Vice President Dr. Mahamudu Bawumia has stated that African countries must learn best practices from each other and the rest of the world, especially in the areas of education and skills acquisition, in order to prepare adequately for the changing dynamics of the Fourth Industrial Revolution.
The Vice President made this known when he delivered an address at a World Bank-organized Ministerial Meeting on Education for West and Central Africa in Accra on Monday.
Dr. Bawumia said while individual countries were rolling out educational reforms, collaboration would scale up the rate of adoption of such reforms and have a greater effect on their quest to build a strong human resource base.
“We will not be able to deliver change without building and sustaining political momentum in the region. In many of the region’s countries, more efforts are needed to rationalize the governance of education systems to achieve greater coherence, cooperation, and coordination.”
“Indeed, the relationship between socio-economic development and human capital is critical and Ghana’s policies on education access, quality, equity, relevance, skills acquisition and education financing reflect how Ghana is using education as a lever for human capital development and socio-economic transformation”, he pointed out.
The World Bank-organized Ministerial Meeting brought together Ministers of Finance and Education from 22 countries representing West and Central Africa. It will also build a coalition on education and a movement for increased focus on quality education to promote human capital in the Africa Western and Central region; and issue a call for action by Ministers of Finance and Education.
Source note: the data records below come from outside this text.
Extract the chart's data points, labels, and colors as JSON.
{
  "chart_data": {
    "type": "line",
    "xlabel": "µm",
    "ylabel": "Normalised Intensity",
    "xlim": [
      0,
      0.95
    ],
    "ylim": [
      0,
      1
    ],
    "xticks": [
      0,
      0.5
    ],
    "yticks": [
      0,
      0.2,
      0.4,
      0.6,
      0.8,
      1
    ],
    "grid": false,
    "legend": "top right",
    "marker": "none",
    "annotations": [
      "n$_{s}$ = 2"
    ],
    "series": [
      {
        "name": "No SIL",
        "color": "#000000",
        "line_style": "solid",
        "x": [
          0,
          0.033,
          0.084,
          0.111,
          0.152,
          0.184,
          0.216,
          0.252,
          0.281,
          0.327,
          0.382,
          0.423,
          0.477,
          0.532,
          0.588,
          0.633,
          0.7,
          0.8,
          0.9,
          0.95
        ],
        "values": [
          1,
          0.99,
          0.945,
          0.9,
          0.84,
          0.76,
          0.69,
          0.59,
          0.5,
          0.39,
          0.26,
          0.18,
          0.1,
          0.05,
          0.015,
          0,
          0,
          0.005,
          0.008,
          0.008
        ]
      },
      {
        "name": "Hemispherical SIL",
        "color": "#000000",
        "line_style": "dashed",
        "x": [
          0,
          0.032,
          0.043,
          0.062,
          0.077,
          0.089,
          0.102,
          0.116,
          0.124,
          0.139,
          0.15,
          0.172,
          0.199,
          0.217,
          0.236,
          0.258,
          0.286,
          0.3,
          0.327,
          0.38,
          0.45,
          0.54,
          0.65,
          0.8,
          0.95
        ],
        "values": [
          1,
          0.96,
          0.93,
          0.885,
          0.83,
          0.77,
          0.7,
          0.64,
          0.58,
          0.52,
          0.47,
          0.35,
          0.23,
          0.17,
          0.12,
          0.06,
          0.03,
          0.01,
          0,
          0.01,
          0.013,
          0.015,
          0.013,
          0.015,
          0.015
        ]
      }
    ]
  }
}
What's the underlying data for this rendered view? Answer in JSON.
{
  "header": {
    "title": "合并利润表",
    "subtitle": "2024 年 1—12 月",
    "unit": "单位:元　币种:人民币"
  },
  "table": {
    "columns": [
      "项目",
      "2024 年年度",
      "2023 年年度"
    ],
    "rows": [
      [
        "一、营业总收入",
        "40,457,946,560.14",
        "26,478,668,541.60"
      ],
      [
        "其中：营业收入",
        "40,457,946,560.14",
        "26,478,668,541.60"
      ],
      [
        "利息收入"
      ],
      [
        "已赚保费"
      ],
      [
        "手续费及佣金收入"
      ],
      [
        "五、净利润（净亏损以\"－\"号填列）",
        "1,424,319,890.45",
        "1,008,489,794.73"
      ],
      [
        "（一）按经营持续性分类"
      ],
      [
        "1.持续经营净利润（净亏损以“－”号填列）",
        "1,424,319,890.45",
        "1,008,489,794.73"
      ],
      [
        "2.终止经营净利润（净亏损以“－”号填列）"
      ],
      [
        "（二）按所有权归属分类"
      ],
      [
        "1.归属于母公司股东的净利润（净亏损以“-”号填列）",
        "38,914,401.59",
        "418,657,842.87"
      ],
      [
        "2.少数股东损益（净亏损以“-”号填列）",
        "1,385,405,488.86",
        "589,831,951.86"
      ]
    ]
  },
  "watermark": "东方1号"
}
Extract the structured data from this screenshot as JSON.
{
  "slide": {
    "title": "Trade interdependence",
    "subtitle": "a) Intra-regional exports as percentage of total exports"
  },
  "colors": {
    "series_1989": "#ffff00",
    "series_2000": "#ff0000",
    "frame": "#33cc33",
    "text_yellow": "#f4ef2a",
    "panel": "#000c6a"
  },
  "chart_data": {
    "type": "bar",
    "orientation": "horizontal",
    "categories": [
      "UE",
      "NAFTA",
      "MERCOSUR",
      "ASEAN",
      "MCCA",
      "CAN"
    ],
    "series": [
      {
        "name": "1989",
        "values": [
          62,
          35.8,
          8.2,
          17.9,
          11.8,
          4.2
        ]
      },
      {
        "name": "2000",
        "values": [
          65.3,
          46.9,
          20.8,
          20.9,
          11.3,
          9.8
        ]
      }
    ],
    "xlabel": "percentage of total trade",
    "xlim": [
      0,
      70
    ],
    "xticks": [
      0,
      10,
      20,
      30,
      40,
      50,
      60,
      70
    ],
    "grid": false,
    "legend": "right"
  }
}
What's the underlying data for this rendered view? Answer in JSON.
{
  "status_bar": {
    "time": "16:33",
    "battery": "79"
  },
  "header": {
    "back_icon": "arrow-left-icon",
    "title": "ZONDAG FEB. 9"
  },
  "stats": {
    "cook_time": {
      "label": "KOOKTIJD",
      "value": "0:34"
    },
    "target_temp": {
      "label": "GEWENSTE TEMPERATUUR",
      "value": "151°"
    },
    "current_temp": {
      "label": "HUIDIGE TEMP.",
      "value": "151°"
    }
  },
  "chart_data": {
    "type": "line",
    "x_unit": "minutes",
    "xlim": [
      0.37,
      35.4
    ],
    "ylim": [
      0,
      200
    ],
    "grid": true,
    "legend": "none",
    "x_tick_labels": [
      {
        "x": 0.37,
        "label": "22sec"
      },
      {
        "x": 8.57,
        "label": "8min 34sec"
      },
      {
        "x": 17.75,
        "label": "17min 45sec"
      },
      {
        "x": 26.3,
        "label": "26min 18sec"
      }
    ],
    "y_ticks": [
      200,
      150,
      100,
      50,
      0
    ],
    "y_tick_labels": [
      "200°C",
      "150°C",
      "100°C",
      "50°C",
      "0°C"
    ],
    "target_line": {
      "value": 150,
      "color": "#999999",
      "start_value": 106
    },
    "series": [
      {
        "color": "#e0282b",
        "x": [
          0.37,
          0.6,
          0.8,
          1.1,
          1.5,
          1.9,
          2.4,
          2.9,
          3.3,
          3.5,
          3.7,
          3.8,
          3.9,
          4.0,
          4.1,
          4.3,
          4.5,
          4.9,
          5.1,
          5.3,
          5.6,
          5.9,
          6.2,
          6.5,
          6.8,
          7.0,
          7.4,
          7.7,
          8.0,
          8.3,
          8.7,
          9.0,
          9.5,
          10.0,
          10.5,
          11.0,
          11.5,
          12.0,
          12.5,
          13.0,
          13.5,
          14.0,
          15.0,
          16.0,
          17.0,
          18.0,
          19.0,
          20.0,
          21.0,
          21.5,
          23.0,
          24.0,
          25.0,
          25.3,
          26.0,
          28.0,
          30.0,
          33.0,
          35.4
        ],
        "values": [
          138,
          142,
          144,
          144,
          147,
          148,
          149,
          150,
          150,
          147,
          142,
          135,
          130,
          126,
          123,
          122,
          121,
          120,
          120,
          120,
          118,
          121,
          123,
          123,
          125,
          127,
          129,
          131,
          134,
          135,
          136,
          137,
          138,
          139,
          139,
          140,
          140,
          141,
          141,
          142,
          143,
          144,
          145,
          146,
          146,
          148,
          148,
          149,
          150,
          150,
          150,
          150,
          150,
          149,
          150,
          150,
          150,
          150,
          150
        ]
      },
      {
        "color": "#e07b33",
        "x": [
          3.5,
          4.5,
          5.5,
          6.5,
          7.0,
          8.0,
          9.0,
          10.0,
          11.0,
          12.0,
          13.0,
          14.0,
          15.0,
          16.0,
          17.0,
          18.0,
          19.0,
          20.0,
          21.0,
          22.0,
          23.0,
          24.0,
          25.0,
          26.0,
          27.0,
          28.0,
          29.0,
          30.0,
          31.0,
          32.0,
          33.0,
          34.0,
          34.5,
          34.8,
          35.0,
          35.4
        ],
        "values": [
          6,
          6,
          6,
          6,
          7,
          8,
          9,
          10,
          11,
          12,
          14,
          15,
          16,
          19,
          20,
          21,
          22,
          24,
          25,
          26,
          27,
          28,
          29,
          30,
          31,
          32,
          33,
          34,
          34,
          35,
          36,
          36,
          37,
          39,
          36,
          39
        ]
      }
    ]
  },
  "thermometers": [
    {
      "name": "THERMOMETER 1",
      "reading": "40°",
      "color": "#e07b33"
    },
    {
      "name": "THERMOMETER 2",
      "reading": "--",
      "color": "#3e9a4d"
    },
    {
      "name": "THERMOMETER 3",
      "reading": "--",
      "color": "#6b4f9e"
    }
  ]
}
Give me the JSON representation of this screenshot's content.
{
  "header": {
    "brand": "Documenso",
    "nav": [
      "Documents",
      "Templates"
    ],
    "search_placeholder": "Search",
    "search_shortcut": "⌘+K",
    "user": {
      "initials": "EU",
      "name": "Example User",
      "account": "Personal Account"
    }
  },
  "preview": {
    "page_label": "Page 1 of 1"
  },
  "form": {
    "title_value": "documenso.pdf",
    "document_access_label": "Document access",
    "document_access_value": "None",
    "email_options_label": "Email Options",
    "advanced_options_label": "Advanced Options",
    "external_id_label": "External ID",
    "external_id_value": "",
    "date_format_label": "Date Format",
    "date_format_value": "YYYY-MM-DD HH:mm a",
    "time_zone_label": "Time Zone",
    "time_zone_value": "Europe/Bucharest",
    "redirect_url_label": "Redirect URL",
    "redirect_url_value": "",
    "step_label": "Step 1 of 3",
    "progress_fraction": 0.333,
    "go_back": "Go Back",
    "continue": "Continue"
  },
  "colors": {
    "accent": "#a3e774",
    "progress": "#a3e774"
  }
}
Commending Ghana for the successes chalked so far in her education reforms, the World Bank Vice President for Western and Central Africa, Ousmane Diagana, said the Bank’s 2022-2025 Education Strategy was designed to meet the needs of the youth of the continent, and assured of his organization’s continued support for, among others, reducing Learning Poverty – the share of 10-year-olds who are unable to read and understand a short text – which affects more than 80 percent of children across the region, the highest rate in the world.